A custom training loop#
import jax
import optax
from jax import random as jr
from jax._src.flatten_util import ravel_pytree
from sbijax import npe, simulate
from sbijax.nn import make_maf
obj = npe(make_maf(2))
optimizer = optax.adam(3e-4)
data = simulate(jr.key(0), prior, simulator, n=10_000)
# flatten the prior-pytree parameters to a (n, d) array
theta = jax.vmap(lambda t: ravel_pytree(t)[0])(data["theta"])
xy = {"y": data["y"], "theta": theta}
def get_batch(xy, batch_size, key):
n = xy["y"].shape[0]
perm = jr.permutation(key, n)
for i in range(0, n - batch_size + 1, batch_size):
idx = perm[i : i + batch_size]
yield {k: v[idx] for k, v in xy.items()}
# build the carry from a first batch, then jit the step
first = next(get_batch(xy, 128, jr.key(1)))
state = obj.train.init_fn(optimizer, jr.key(2), first)
step = jax.jit(lambda rng, s, b: obj.train.step_fn(optimizer, rng, s, b))
key = jr.key(3)
for epoch in range(100):
for batch in get_batch(xy, 128, jr.fold_in(key, epoch)):
key, step_key = jr.split(key)
metrics, state = step(step_key, state, batch)
# plug in your own validation / early stopping, e.g.:
# val = obj.train.eval_fn(jr.fold_in(key, epoch), state, val_batch)
params = state.params
You now hold params exactly as sbijax.train() would have returned them.
Custom sampling#
For amortized posteriors, sample_fn is a single draw from the flow –
call it directly:
samples, info = obj.sample_fn(jr.key(4), params, y_obs)
For likelihood/ratio methods the posterior is formed at sample time.
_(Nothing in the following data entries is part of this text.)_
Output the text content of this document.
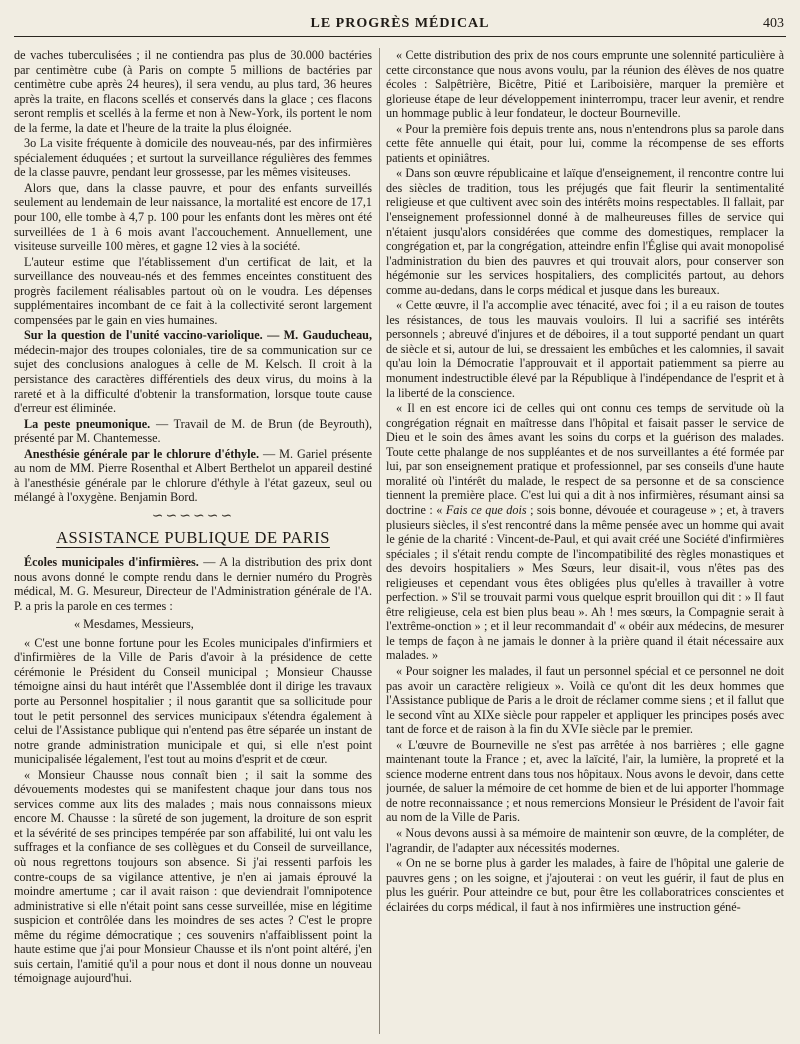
LE PROGRÈS MÉDICAL	403

de vaches tuberculisées ; il ne contiendra pas plus de 30.000 bactéries par centimètre cube (à Paris on compte 5 millions de bactéries par centimètre cube après 24 heures), il sera vendu, au plus tard, 36 heures après la traite, en flacons scellés et conservés dans la glace ; ces flacons seront remplis et scellés à la ferme et non à New-York, ils portent le nom de la ferme, la date et l'heure de la traite la plus éloignée.

3o La visite fréquente à domicile des nouveau-nés, par des infirmières spécialement éduquées ; et surtout la surveillance régulières des femmes de la classe pauvre, pendant leur grossesse, par les mêmes visiteuses.

Alors que, dans la classe pauvre, et pour des enfants surveillés seulement au lendemain de leur naissance, la mortalité est encore de 17,1 pour 100, elle tombe à 4,7 p. 100 pour les enfants dont les mères ont été surveillées de 1 à 6 mois avant l'accouchement. Annuellement, une visiteuse surveille 100 mères, et gagne 12 vies à la société.

L'auteur estime que l'établissement d'un certificat de lait, et la surveillance des nouveau-nés et des femmes enceintes constituent des progrès facilement réalisables partout où on le voudra. Les dépenses supplémentaires incombant de ce fait à la collectivité seront largement compensées par le gain en vies humaines.

Sur la question de l'unité vaccino-variolique. — M. Gauducheau, médecin-major des troupes coloniales, tire de sa communication sur ce sujet des conclusions analogues à celle de M. Kelsch. Il croit à la persistance des caractères différentiels des deux virus, du moins à la rareté et à la difficulté d'obtenir la transformation, lorsque toute cause d'erreur est éliminée.

La peste pneumonique. — Travail de M. de Brun (de Beyrouth), présenté par M. Chantemesse.

Anesthésie générale par le chlorure d'éthyle. — M. Gariel présente au nom de MM. Pierre Rosenthal et Albert Berthelot un appareil destiné à l'anesthésie générale par le chlorure d'éthyle à l'état gazeux, seul ou mélangé à l'oxygène. Benjamin Bord.

∽∽∽∽∽∽
ASSISTANCE PUBLIQUE DE PARIS

Écoles municipales d'infirmières. — A la distribution des prix dont nous avons donné le compte rendu dans le dernier numéro du Progrès médical, M. G. Mesureur, Directeur de l'Administration générale de l'A. P. a pris la parole en ces termes :

« Mesdames, Messieurs,

« C'est une bonne fortune pour les Ecoles municipales d'infirmiers et d'infirmières de la Ville de Paris d'avoir à la présidence de cette cérémonie le Président du Conseil municipal ; Monsieur Chausse témoigne ainsi du haut intérêt que l'Assemblée dont il dirige les travaux porte au Personnel hospitalier ; il nous garantit que sa sollicitude pour tout le petit personnel des services municipaux s'étendra également à celui de l'Assistance publique qui n'entend pas être séparée un instant de notre grande administration municipale et qui, si elle n'est point municipalisée légalement, l'est tout au moins d'esprit et de cœur.

« Monsieur Chausse nous connaît bien ; il sait la somme des dévouements modestes qui se manifestent chaque jour dans tous nos services comme aux lits des malades ; mais nous connaissons mieux encore M. Chausse : la sûreté de son jugement, la droiture de son esprit et la sévérité de ses principes tempérée par son affabilité, lui ont valu les suffrages et la confiance de ses collègues et du Conseil de surveillance, où nous regrettons toujours son absence. Si j'ai ressenti parfois les contre-coups de sa vigilance attentive, je n'en ai jamais éprouvé la moindre amertume ; car il avait raison : que deviendrait l'omnipotence administrative si elle n'était point sans cesse surveillée, mise en légitime suspicion et contrôlée dans les moindres de ses actes ? C'est le propre même du régime démocratique ; ces souvenirs n'affaiblissent point la haute estime que j'ai pour Monsieur Chausse et ils n'ont point altéré, j'en suis certain, l'amitié qu'il a pour nous et dont il nous donne un nouveau témoignage aujourd'hui.

« Cette distribution des prix de nos cours emprunte une solennité particulière à cette circonstance que nous avons voulu, par la réunion des élèves de nos quatre écoles : Salpêtrière, Bicêtre, Pitié et Lariboisière, marquer la première et glorieuse étape de leur développement ininterrompu, tracer leur avenir, et rendre un hommage public à leur fondateur, le docteur Bourneville.

« Pour la première fois depuis trente ans, nous n'entendrons plus sa parole dans cette fête annuelle qui était, pour lui, comme la récompense de ses efforts patients et opiniâtres.

« Dans son œuvre républicaine et laïque d'enseignement, il rencontre contre lui des siècles de tradition, tous les préjugés que fait fleurir la sentimentalité religieuse et que cultivent avec soin des intérêts moins respectables. Il fallait, par l'enseignement professionnel donné à de malheureuses filles de service qui n'étaient jusqu'alors considérées que comme des domestiques, remplacer la congrégation et, par la congrégation, atteindre enfin l'Église qui avait monopolisé l'administration du bien des pauvres et qui trouvait alors, pour conserver son hégémonie sur les services hospitaliers, des complicités partout, au dehors comme au-dedans, dans le corps médical et jusque dans les bureaux.

« Cette œuvre, il l'a accomplie avec ténacité, avec foi ; il a eu raison de toutes les résistances, de tous les mauvais vouloirs. Il lui a sacrifié ses intérêts personnels ; abreuvé d'injures et de déboires, il a tout supporté pendant un quart de siècle et si, autour de lui, se dressaient les embûches et les calomnies, il savait qu'au loin la Démocratie l'approuvait et il apportait patiemment sa pierre au monument indestructible élevé par la République à l'indépendance de l'esprit et à la liberté de la conscience.

« Il en est encore ici de celles qui ont connu ces temps de servitude où la congrégation régnait en maîtresse dans l'hôpital et faisait passer le service de Dieu et le soin des âmes avant les soins du corps et la guérison des malades. Toute cette phalange de nos suppléantes et de nos surveillantes a été formée par lui, par son enseignement pratique et professionnel, par ses conseils d'une haute moralité où l'intérêt du malade, le respect de sa personne et de sa conscience tiennent la première place. C'est lui qui a dit à nos infirmières, résumant ainsi sa doctrine : « Fais ce que dois ; sois bonne, dévouée et courageuse » ; et, à travers plusieurs siècles, il s'est rencontré dans la même pensée avec un homme qui avait le génie de la charité : Vincent-de-Paul, et qui avait créé une Société d'infirmières spéciales ; il s'était rendu compte de l'incompatibilité des règles monastiques et des devoirs hospitaliers » Mes Sœurs, leur disait-il, vous n'êtes pas des religieuses et cependant vous êtes obligées plus qu'elles à travailler à votre perfection. » S'il se trouvait parmi vous quelque esprit brouillon qui dit : » Il faut être religieuse, cela est bien plus beau ». Ah ! mes sœurs, la Compagnie serait à l'extrême-onction » ; et il leur recommandait d' « obéir aux médecins, de mesurer le temps de façon à ne jamais le donner à la prière quand il était nécessaire aux malades. »

« Pour soigner les malades, il faut un personnel spécial et ce personnel ne doit pas avoir un caractère religieux ». Voilà ce qu'ont dit les deux hommes que l'Assistance publique de Paris a le droit de réclamer comme siens ; et il fallut que le second vînt au XIXe siècle pour rappeler et appliquer les principes posés avec tant de force et de raison à la fin du XVIe siècle par le premier.

« L'œuvre de Bourneville ne s'est pas arrêtée à nos barrières ; elle gagne maintenant toute la France ; et, avec la laïcité, l'air, la lumière, la propreté et la science moderne entrent dans tous nos hôpitaux. Nous avons le devoir, dans cette journée, de saluer la mémoire de cet homme de bien et de lui apporter l'hommage de notre reconnaissance ; et nous remercions Monsieur le Président de l'avoir fait au nom de la Ville de Paris.

« Nous devons aussi à sa mémoire de maintenir son œuvre, de la compléter, de l'agrandir, de l'adapter aux nécessités modernes.

« On ne se borne plus à garder les malades, à faire de l'hôpital une galerie de pauvres gens ; on les soigne, et j'ajouterai : on veut les guérir, il faut de plus en plus les guérir. Pour atteindre ce but, pour être les collaboratrices conscientes et éclairées du corps médical, il faut à nos infirmières une instruction géné-
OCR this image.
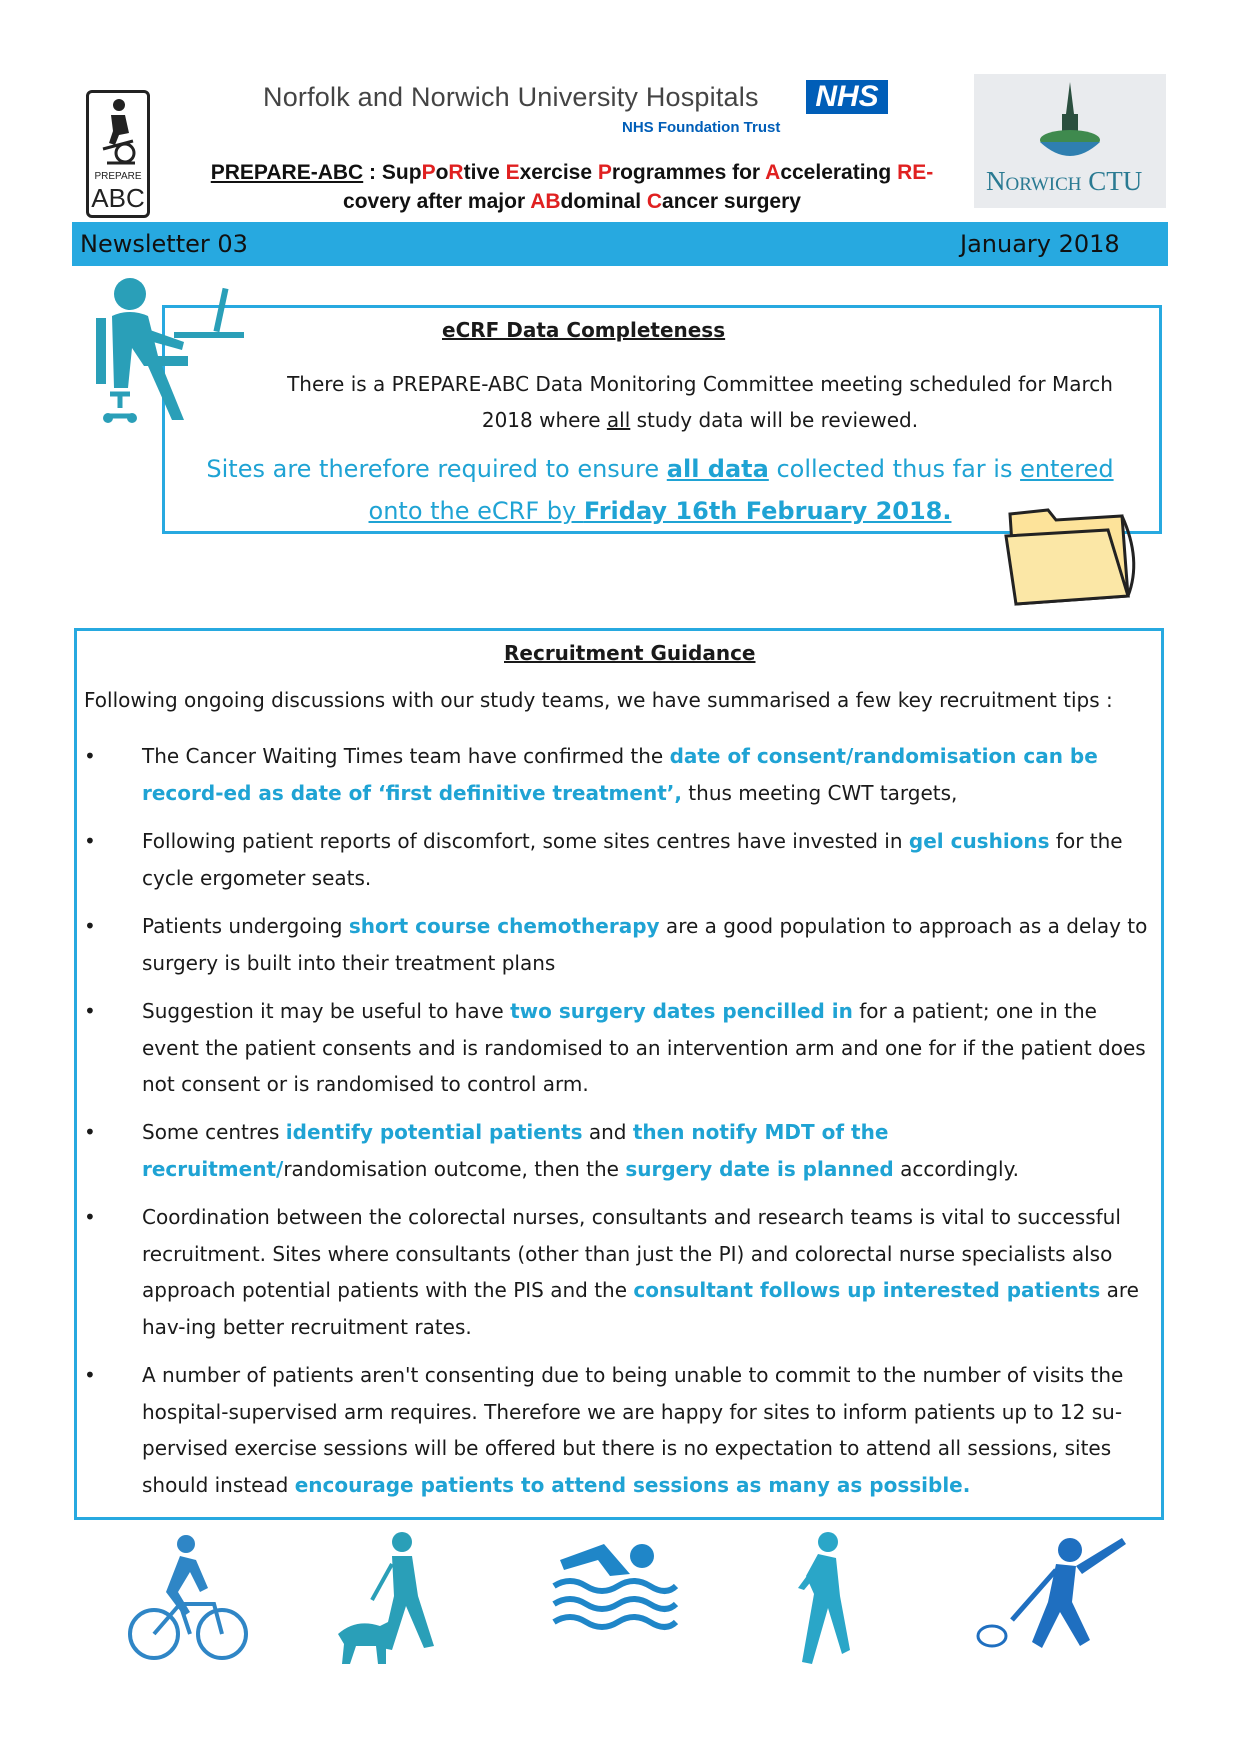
PREPARE
ABC
Norfolk and Norwich University Hospitals	NHS
NHS Foundation Trust
Norwich CTU
PREPARE-ABC : SupPoRtive Exercise Programmes for Accelerating RE-
covery after major ABdominal Cancer surgery
Newsletter 03	January 2018
eCRF Data Completeness
There is a PREPARE-ABC Data Monitoring Committee meeting scheduled for March 2018 where all study data will be reviewed.
Sites are therefore required to ensure all data collected thus far is entered onto the eCRF by Friday 16th February 2018.
Recruitment Guidance
Following ongoing discussions with our study teams, we have summarised a few key recruitment tips :
•	The Cancer Waiting Times team have confirmed the date of consent/randomisation can be record-ed as date of ‘first definitive treatment’, thus meeting CWT targets,
•	Following patient reports of discomfort, some sites centres have invested in gel cushions for the cycle ergometer seats.
•	Patients undergoing short course chemotherapy are a good population to approach as a delay to surgery is built into their treatment plans
•	Suggestion it may be useful to have two surgery dates pencilled in for a patient; one in the event the patient consents and is randomised to an intervention arm and one for if the patient does not consent or is randomised to control arm.
•	Some centres identify potential patients and then notify MDT of the recruitment/randomisation outcome, then the surgery date is planned accordingly.
•	Coordination between the colorectal nurses, consultants and research teams is vital to successful recruitment. Sites where consultants (other than just the PI) and colorectal nurse specialists also approach potential patients with the PIS and the consultant follows up interested patients are hav-ing better recruitment rates.
•	A number of patients aren't consenting due to being unable to commit to the number of visits the hospital-supervised arm requires. Therefore we are happy for sites to inform patients up to 12 su-pervised exercise sessions will be offered but there is no expectation to attend all sessions, sites should instead encourage patients to attend sessions as many as possible.
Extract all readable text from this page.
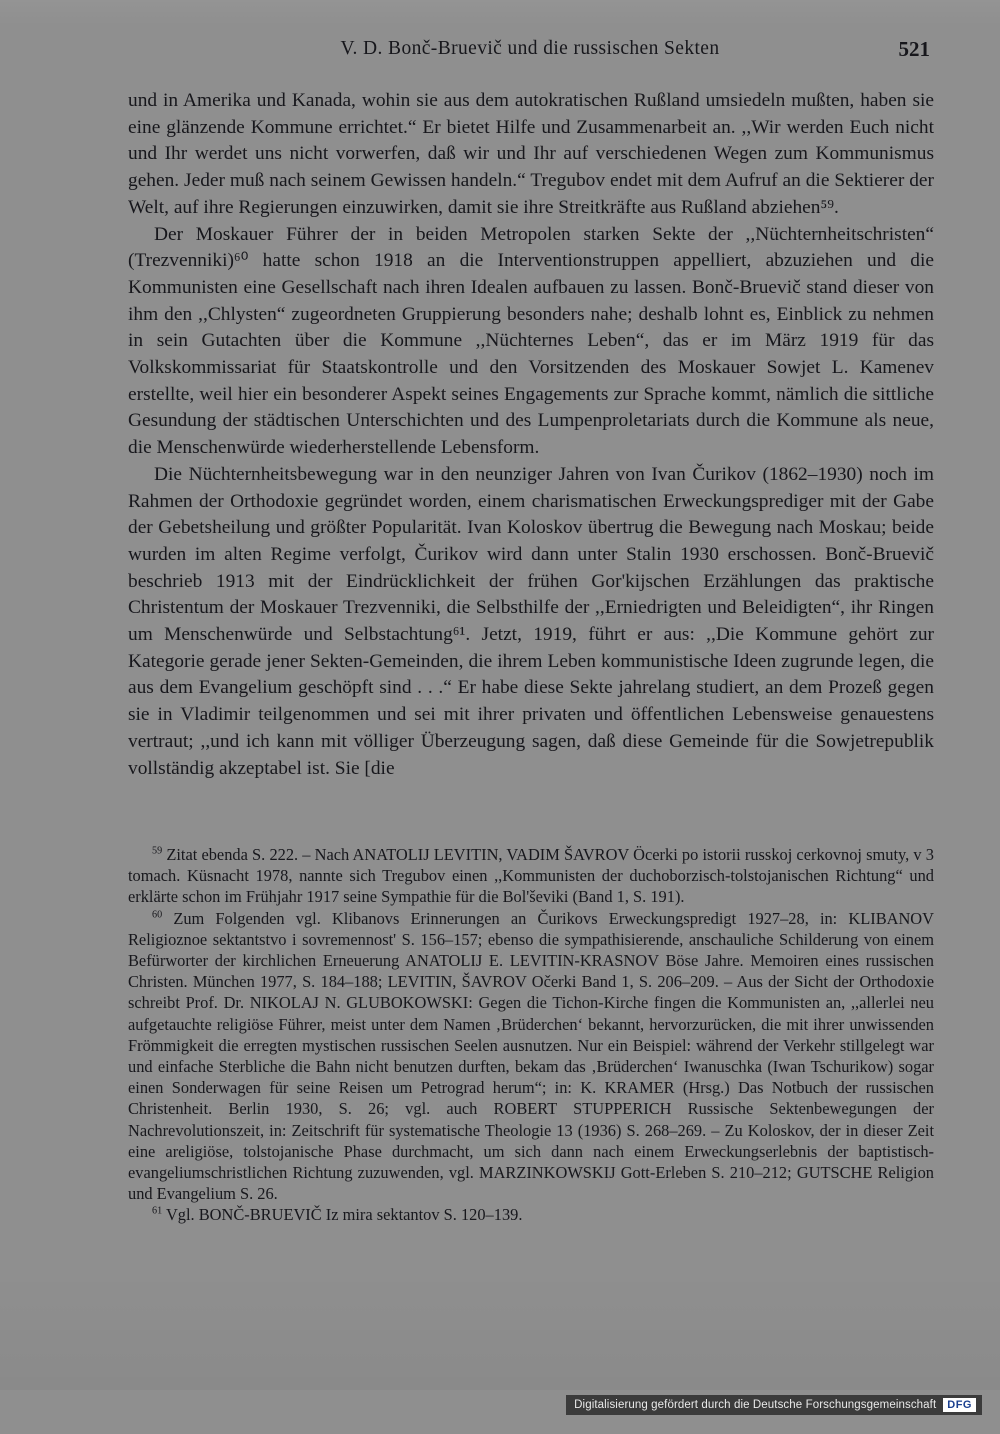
V. D. Bonč-Bruevič und die russischen Sekten	521

und in Amerika und Kanada, wohin sie aus dem autokratischen Rußland umsiedeln mußten, haben sie eine glänzende Kommune errichtet.“ Er bietet Hilfe und Zusammenarbeit an. ,,Wir werden Euch nicht und Ihr werdet uns nicht vorwerfen, daß wir und Ihr auf verschiedenen Wegen zum Kommunismus gehen. Jeder muß nach seinem Gewissen handeln.“ Tregubov endet mit dem Aufruf an die Sektierer der Welt, auf ihre Regierungen einzuwirken, damit sie ihre Streitkräfte aus Rußland abziehen⁵⁹.

Der Moskauer Führer der in beiden Metropolen starken Sekte der ,,Nüchternheitschristen“ (Trezvenniki)⁶⁰ hatte schon 1918 an die Interventionstruppen appelliert, abzuziehen und die Kommunisten eine Gesellschaft nach ihren Idealen aufbauen zu lassen. Bonč-Bruevič stand dieser von ihm den ,,Chlysten“ zugeordneten Gruppierung besonders nahe; deshalb lohnt es, Einblick zu nehmen in sein Gutachten über die Kommune ,,Nüchternes Leben“, das er im März 1919 für das Volkskommissariat für Staatskontrolle und den Vorsitzenden des Moskauer Sowjet L. Kamenev erstellte, weil hier ein besonderer Aspekt seines Engagements zur Sprache kommt, nämlich die sittliche Gesundung der städtischen Unterschichten und des Lumpenproletariats durch die Kommune als neue, die Menschenwürde wiederherstellende Lebensform.

Die Nüchternheitsbewegung war in den neunziger Jahren von Ivan Čurikov (1862–1930) noch im Rahmen der Orthodoxie gegründet worden, einem charismatischen Erweckungsprediger mit der Gabe der Gebetsheilung und größter Popularität. Ivan Koloskov übertrug die Bewegung nach Moskau; beide wurden im alten Regime verfolgt, Čurikov wird dann unter Stalin 1930 erschossen. Bonč-Bruevič beschrieb 1913 mit der Eindrücklichkeit der frühen Gor'kijschen Erzählungen das praktische Christentum der Moskauer Trezvenniki, die Selbsthilfe der ,,Erniedrigten und Beleidigten“, ihr Ringen um Menschenwürde und Selbstachtung⁶¹. Jetzt, 1919, führt er aus: ,,Die Kommune gehört zur Kategorie gerade jener Sekten-Gemeinden, die ihrem Leben kommunistische Ideen zugrunde legen, die aus dem Evangelium geschöpft sind . . .“ Er habe diese Sekte jahrelang studiert, an dem Prozeß gegen sie in Vladimir teilgenommen und sei mit ihrer privaten und öffentlichen Lebensweise genauestens vertraut; ,,und ich kann mit völliger Überzeugung sagen, daß diese Gemeinde für die Sowjetrepublik vollständig akzeptabel ist. Sie [die

$^{59}$ Zitat ebenda S. 222. – Nach ANATOLIJ LEVITIN, VADIM ŠAVROV Öcerki po istorii russkoj cerkovnoj smuty, v 3 tomach. Küsnacht 1978, nannte sich Tregubov einen ,,Kommunisten der duchoborzisch-tolstojanischen Richtung“ und erklärte schon im Frühjahr 1917 seine Sympathie für die Bol'ševiki (Band 1, S. 191).

$^{60}$ Zum Folgenden vgl. Klibanovs Erinnerungen an Čurikovs Erweckungspredigt 1927–28, in: KLIBANOV Religioznoe sektantstvo i sovremennost' S. 156–157; ebenso die sympathisierende, anschauliche Schilderung von einem Befürworter der kirchlichen Erneuerung ANATOLIJ E. LEVITIN-KRASNOV Böse Jahre. Memoiren eines russischen Christen. München 1977, S. 184–188; LEVITIN, ŠAVROV Očerki Band 1, S. 206–209. – Aus der Sicht der Orthodoxie schreibt Prof. Dr. NIKOLAJ N. GLUBOKOWSKI: Gegen die Tichon-Kirche fingen die Kommunisten an, ,,allerlei neu aufgetauchte religiöse Führer, meist unter dem Namen ‚Brüderchen‘ bekannt, hervorzurücken, die mit ihrer unwissenden Frömmigkeit die erregten mystischen russischen Seelen ausnutzen. Nur ein Beispiel: während der Verkehr stillgelegt war und einfache Sterbliche die Bahn nicht benutzen durften, bekam das ‚Brüderchen‘ Iwanuschka (Iwan Tschurikow) sogar einen Sonderwagen für seine Reisen um Petrograd herum“; in: K. KRAMER (Hrsg.) Das Notbuch der russischen Christenheit. Berlin 1930, S. 26; vgl. auch ROBERT STUPPERICH Russische Sektenbewegungen der Nachrevolutionszeit, in: Zeitschrift für systematische Theologie 13 (1936) S. 268–269. – Zu Koloskov, der in dieser Zeit eine areligiöse, tolstojanische Phase durchmacht, um sich dann nach einem Erweckungserlebnis der baptistisch-evangeliumschristlichen Richtung zuzuwenden, vgl. MARZINKOWSKIJ Gott-Erleben S. 210–212; GUTSCHE Religion und Evangelium S. 26.

$^{61}$ Vgl. BONČ-BRUEVIČ Iz mira sektantov S. 120–139.

Digitalisierung gefördert durch die Deutsche Forschungsgemeinschaft	DFG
The
usual path is to pass a sampler from sbijax.mcmc.make_sampler(), but you can
also drive a kernel yourself with the low-level sbijax.mcmc routines by
supplying your own log-density. For example, with the slice sampler:
from jax import numpy as jnp
from sbijax.mcmc import sample_with_slice
def log_posterior(theta):
# theta is the named prior pytree; `network` is the flow nle wraps
theta_flat = ravel_pytree(theta)[0]
lp_lik = network.apply(
params, method="log_prob", y=jnp.atleast_2d(y_obs),
x=theta_flat[None],
)
return jnp.sum(lp_lik) + jnp.sum(prior.log_prob(theta))
samples, info = sample_with_slice(
jr.key(5), log_posterior, prior,
n_chains=4, n_samples=2_000, n_warmup=1_000,
)
Any of the algorithms – nuts, mala, rmh, imh – can be passed
to sbijax.mcmc.make_sampler(), which wraps exactly this pattern (target
loglik + log p(theta), N(0, I) initialisation, chosen kernel) behind
sbijax.sample(). Rolling it by hand lets you swap the kernel, change the
initialisation, or condition on a different prior without retraining.